Ini Utharam is a 2022 Indian Malayalam-language Thriller film directed by Sudheesh Ramachandran and written by Ranjith Unni. Produced by A&V Entertainment, starring Aparna Balamurali, Kalabhavan Shajohn, Harish Uthaman, Siddique, Chandunath G Nair, Jaffar Idukki, Siddharth Menon. The film's music is directed by Hesham Abdul Wahab and Ravi Chandran handles cinematography. The film released to mixed to positive reviews.

Plot 
A woman who confesses to a murder claims that the investigating inspector is her accomplice.

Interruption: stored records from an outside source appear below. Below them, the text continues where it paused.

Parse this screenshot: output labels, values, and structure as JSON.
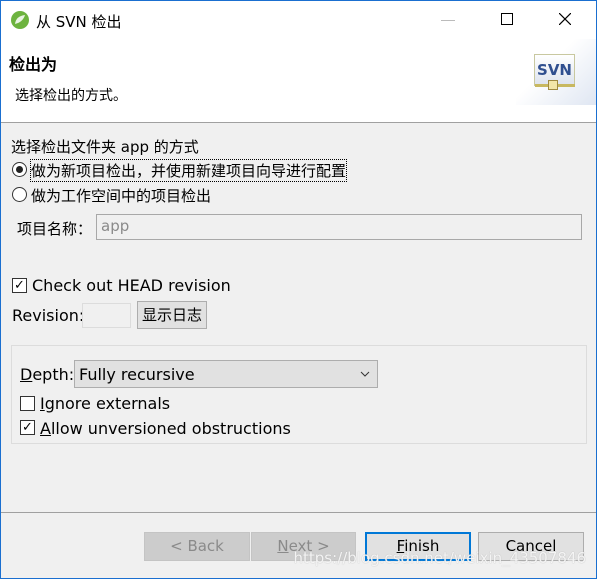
{
  "window": {
    "title": "从 SVN 检出",
    "icon": "spring-leaf-icon",
    "controls": [
      "minimize",
      "maximize",
      "close"
    ]
  },
  "header": {
    "title": "检出为",
    "description": "选择检出的方式。",
    "logo": "SVN"
  },
  "main": {
    "prompt": "选择检出文件夹 app 的方式",
    "radios": [
      {
        "label": "做为新项目检出，并使用新建项目向导进行配置",
        "checked": true
      },
      {
        "label": "做为工作空间中的项目检出",
        "checked": false
      }
    ],
    "project_name_label": "项目名称：",
    "project_name_value": "app",
    "head_revision": {
      "label": "Check out HEAD revision",
      "checked": true
    },
    "revision_label": "Revision:",
    "revision_value": "",
    "show_log": "显示日志",
    "depth_label": "Depth:",
    "depth_value": "Fully recursive",
    "ignore_externals": {
      "label": "Ignore externals",
      "checked": false
    },
    "allow_unversioned": {
      "label": "Allow unversioned obstructions",
      "checked": true
    }
  },
  "footer": {
    "back": "< Back",
    "next": "Next >",
    "finish": "Finish",
    "cancel": "Cancel"
  },
  "watermark": "https://blog.csdn.net/weixin_43507846",
  "colors": {
    "accent": "#0078d7",
    "border": "#1a6fd0"
  }
}
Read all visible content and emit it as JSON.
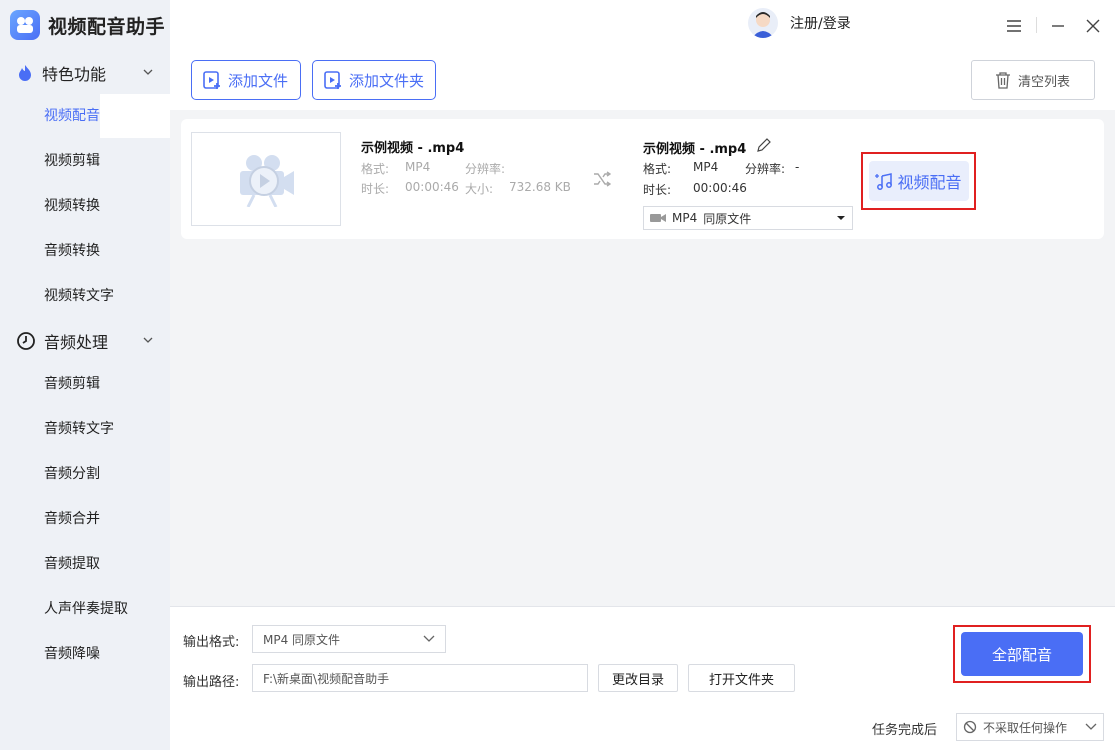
{
  "app": {
    "title": "视频配音助手"
  },
  "sidebar": {
    "section_featured": "特色功能",
    "featured_items": [
      "视频配音",
      "视频剪辑",
      "视频转换",
      "音频转换",
      "视频转文字"
    ],
    "section_audio": "音频处理",
    "audio_items": [
      "音频剪辑",
      "音频转文字",
      "音频分割",
      "音频合并",
      "音频提取",
      "人声伴奏提取",
      "音频降噪"
    ]
  },
  "header": {
    "login": "注册/登录"
  },
  "toolbar": {
    "add_file": "添加文件",
    "add_folder": "添加文件夹",
    "clear_list": "清空列表"
  },
  "file": {
    "source": {
      "name": "示例视频 - .mp4",
      "format_label": "格式:",
      "format_value": "MP4",
      "resolution_label": "分辨率:",
      "resolution_value": "",
      "duration_label": "时长:",
      "duration_value": "00:00:46",
      "size_label": "大小:",
      "size_value": "732.68 KB"
    },
    "output": {
      "name": "示例视频 - .mp4",
      "format_label": "格式:",
      "format_value": "MP4",
      "resolution_label": "分辨率:",
      "resolution_value": "-",
      "duration_label": "时长:",
      "duration_value": "00:00:46",
      "select_format": "MP4",
      "select_quality": "同原文件"
    },
    "dub_button": "视频配音"
  },
  "bottom": {
    "output_format_label": "输出格式:",
    "output_format_value": "MP4   同原文件",
    "output_path_label": "输出路径:",
    "output_path_value": "F:\\新桌面\\视频配音助手",
    "change_dir": "更改目录",
    "open_folder": "打开文件夹",
    "dub_all": "全部配音",
    "after_task_label": "任务完成后",
    "after_task_value": "不采取任何操作"
  },
  "colors": {
    "accent": "#4a6ef5",
    "highlight": "#e02020"
  }
}
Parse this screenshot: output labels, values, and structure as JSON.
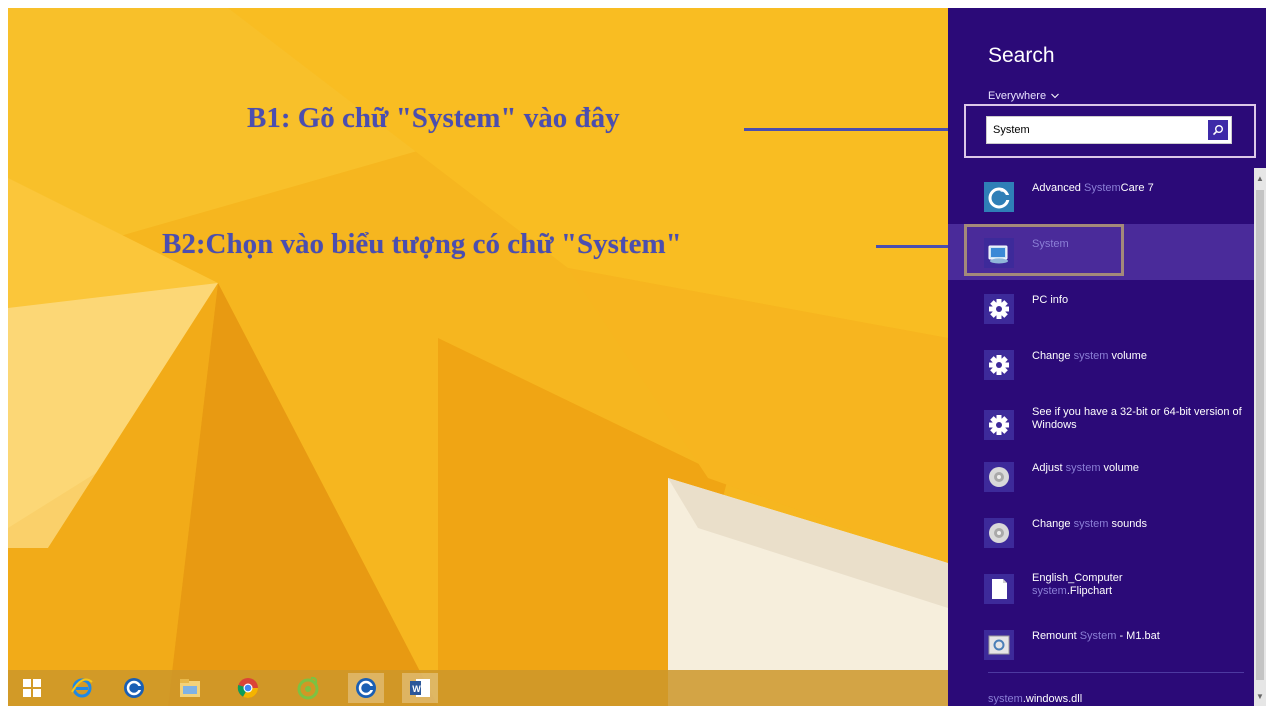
{
  "annotations": {
    "step1": "B1: Gõ chữ \"System\" vào đây",
    "step2": "B2:Chọn vào biểu tượng có chữ \"System\""
  },
  "search_pane": {
    "title": "Search",
    "scope": "Everywhere",
    "query": "System"
  },
  "results": [
    {
      "icon": "advanced-systemcare-icon",
      "parts": [
        "Advanced ",
        "SystemCare 7"
      ],
      "hl": [
        false,
        false
      ],
      "hl_word": "System"
    },
    {
      "icon": "system-icon",
      "label": "System",
      "selected": true
    },
    {
      "icon": "gear-icon",
      "label": "PC info"
    },
    {
      "icon": "gear-icon",
      "pre": "Change ",
      "hl": "system",
      "post": " volume"
    },
    {
      "icon": "gear-icon",
      "label": "See if you have a 32-bit or 64-bit version of Windows"
    },
    {
      "icon": "speaker-icon",
      "pre": "Adjust ",
      "hl": "system",
      "post": " volume"
    },
    {
      "icon": "speaker-icon",
      "pre": "Change ",
      "hl": "system",
      "post": " sounds"
    },
    {
      "icon": "document-icon",
      "line1": "English_Computer",
      "line2_hl": "system",
      "line2_post": ".Flipchart"
    },
    {
      "icon": "batch-file-icon",
      "pre": "Remount ",
      "hl": "System",
      "post": " - M1.bat"
    }
  ],
  "result_text": {
    "r0_pre": "Advanced ",
    "r0_hl": "System",
    "r0_post": "Care 7",
    "r1_hl": "System",
    "r2_label": "PC info",
    "r3_pre": "Change ",
    "r3_hl": "system",
    "r3_post": " volume",
    "r4_label": "See if you have a 32-bit or 64-bit version of Windows",
    "r5_pre": "Adjust ",
    "r5_hl": "system",
    "r5_post": " volume",
    "r6_pre": "Change ",
    "r6_hl": "system",
    "r6_post": " sounds",
    "r7_line1": "English_Computer",
    "r7_hl": "system",
    "r7_post": ".Flipchart",
    "r8_pre": "Remount ",
    "r8_hl": "System",
    "r8_post": " - M1.bat"
  },
  "footer": {
    "hl": "system",
    "post": ".windows.dll"
  },
  "taskbar": {
    "items": [
      "start-icon",
      "internet-explorer-icon",
      "advanced-systemcare-icon",
      "file-explorer-icon",
      "chrome-icon",
      "coccoc-icon",
      "advanced-systemcare-icon",
      "word-icon"
    ]
  },
  "colors": {
    "search_pane_bg": "#2b0a78",
    "wallpaper_base": "#f5b41e",
    "annotation": "#4b4eb0",
    "highlight_text": "#8b7fd6"
  }
}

However, at the crime scene, the suspense intensifies with an unexpected twist.

Cast 
 Aparna Balamurali as Janaki Ganesh 
 Harish Uthaman as SP Ilavarasan 
 Kalabhavan Shajohn as CI Karunan a.k.a Kakka Karunan 
 Siddique as Home Minister Varakala Dineshan 
 Chandunath G Nair as SI Prashanth Varma 
 Jaffar Idukki as Paster Prakashan 
 Siddharth Menon as Ashwin

Music 
The music of the film is directed by Hesham Abdul Wahab and lyrics is done by Vinayak Sasikumar.